Albino Mbie é guitarrista, cantor, produtor musical, engenheiro de som, videógrafo e empreendedor. Nasceu  no bairro George Dimitrov, Maputo. Como muitos guitarristas moçambicanos, fez a sua primeira guitarra com uma lata de 5 litros de óleo, restos de madeira e cordas de cabos eléctricos.

 

Atraídos pelos sons de músicos de rua no bairro de Maputo, começou a tocar em algumas bandas locais, almejando combinar estilos.

 

Estudou na Escola de Comunicação e Artes (ECA), na Universidade Eduardo Mondlane. Enquanto lá esteve a estudar em educação musical e performance, teve a oportunidade de ir formar-se no Berklee College of Music em Boston, EUA. E assim, em 2009, foi um dos primeiros alunos a receber uma bolsa de estudos para Berklee através do programa Scholars africanos.

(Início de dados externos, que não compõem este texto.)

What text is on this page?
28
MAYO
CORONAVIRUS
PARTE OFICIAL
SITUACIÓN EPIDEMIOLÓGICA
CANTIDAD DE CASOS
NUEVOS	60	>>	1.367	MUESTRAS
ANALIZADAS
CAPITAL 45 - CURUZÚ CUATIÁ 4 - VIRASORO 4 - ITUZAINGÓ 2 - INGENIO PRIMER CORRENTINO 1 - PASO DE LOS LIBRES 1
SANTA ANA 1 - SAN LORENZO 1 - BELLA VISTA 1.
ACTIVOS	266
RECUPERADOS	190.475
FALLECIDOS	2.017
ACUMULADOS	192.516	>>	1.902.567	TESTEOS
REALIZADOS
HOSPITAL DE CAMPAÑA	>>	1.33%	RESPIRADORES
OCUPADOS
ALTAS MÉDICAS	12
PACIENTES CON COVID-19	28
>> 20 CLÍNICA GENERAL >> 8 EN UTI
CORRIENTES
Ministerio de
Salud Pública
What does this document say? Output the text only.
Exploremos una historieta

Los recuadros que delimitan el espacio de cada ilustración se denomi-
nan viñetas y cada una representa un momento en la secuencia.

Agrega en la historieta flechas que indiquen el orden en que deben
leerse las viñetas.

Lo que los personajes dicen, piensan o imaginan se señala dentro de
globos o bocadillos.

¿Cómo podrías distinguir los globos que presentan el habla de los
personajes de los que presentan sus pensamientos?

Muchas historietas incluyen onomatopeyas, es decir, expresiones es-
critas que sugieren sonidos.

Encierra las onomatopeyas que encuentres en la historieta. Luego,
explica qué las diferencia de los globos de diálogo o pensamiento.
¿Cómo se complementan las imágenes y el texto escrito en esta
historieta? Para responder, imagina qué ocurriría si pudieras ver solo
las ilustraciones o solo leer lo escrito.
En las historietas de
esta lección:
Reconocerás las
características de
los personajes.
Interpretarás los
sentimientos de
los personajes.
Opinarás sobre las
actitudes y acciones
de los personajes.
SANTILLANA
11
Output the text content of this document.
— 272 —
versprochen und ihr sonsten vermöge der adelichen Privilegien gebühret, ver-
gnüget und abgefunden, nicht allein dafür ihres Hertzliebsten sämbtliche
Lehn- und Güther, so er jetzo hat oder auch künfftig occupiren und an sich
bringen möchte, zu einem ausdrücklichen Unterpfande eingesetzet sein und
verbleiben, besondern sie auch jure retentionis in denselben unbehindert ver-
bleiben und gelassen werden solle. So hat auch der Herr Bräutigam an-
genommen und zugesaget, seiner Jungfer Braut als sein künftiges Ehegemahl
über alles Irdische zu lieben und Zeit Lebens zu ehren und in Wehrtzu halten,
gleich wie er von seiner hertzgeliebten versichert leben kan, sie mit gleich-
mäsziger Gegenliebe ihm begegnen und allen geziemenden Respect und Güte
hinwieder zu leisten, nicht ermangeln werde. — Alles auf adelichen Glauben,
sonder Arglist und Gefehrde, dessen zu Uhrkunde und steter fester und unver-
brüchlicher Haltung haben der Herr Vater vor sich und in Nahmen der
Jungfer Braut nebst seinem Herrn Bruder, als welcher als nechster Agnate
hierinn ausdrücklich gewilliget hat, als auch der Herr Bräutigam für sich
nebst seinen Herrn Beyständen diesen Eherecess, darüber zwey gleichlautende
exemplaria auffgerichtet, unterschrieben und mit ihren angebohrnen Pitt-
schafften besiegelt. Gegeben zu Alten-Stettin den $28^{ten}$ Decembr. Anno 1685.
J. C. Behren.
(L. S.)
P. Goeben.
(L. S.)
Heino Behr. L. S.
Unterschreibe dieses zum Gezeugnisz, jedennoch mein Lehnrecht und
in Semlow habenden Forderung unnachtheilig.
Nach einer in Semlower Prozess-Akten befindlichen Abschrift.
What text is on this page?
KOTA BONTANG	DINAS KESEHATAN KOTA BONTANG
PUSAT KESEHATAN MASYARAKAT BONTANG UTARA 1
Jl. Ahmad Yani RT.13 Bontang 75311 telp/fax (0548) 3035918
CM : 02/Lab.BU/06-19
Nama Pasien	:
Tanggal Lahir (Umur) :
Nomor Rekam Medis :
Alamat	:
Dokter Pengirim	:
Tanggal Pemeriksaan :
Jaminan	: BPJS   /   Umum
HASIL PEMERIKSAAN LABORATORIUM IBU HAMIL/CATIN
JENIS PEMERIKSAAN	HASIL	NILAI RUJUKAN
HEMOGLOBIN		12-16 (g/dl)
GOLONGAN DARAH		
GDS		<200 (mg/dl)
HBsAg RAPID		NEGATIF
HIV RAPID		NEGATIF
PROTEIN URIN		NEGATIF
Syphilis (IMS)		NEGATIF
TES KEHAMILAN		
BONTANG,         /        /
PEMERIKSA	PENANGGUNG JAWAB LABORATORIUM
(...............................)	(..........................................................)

Os seus grandes mentores são Richard Bona e Lionel Loueke, emblemáticos músicos africanos. Com o primeiro, Mbie partilhou o palco em Maputo, no concerto da BDQ Concertos, em Março deste ano.

Com o seu primeiro CD, Mozambican Dance, foi prémio World Music nos EUA, pela International Songwriting International, e Prémio Revelação pelo Ngoma Moçambique.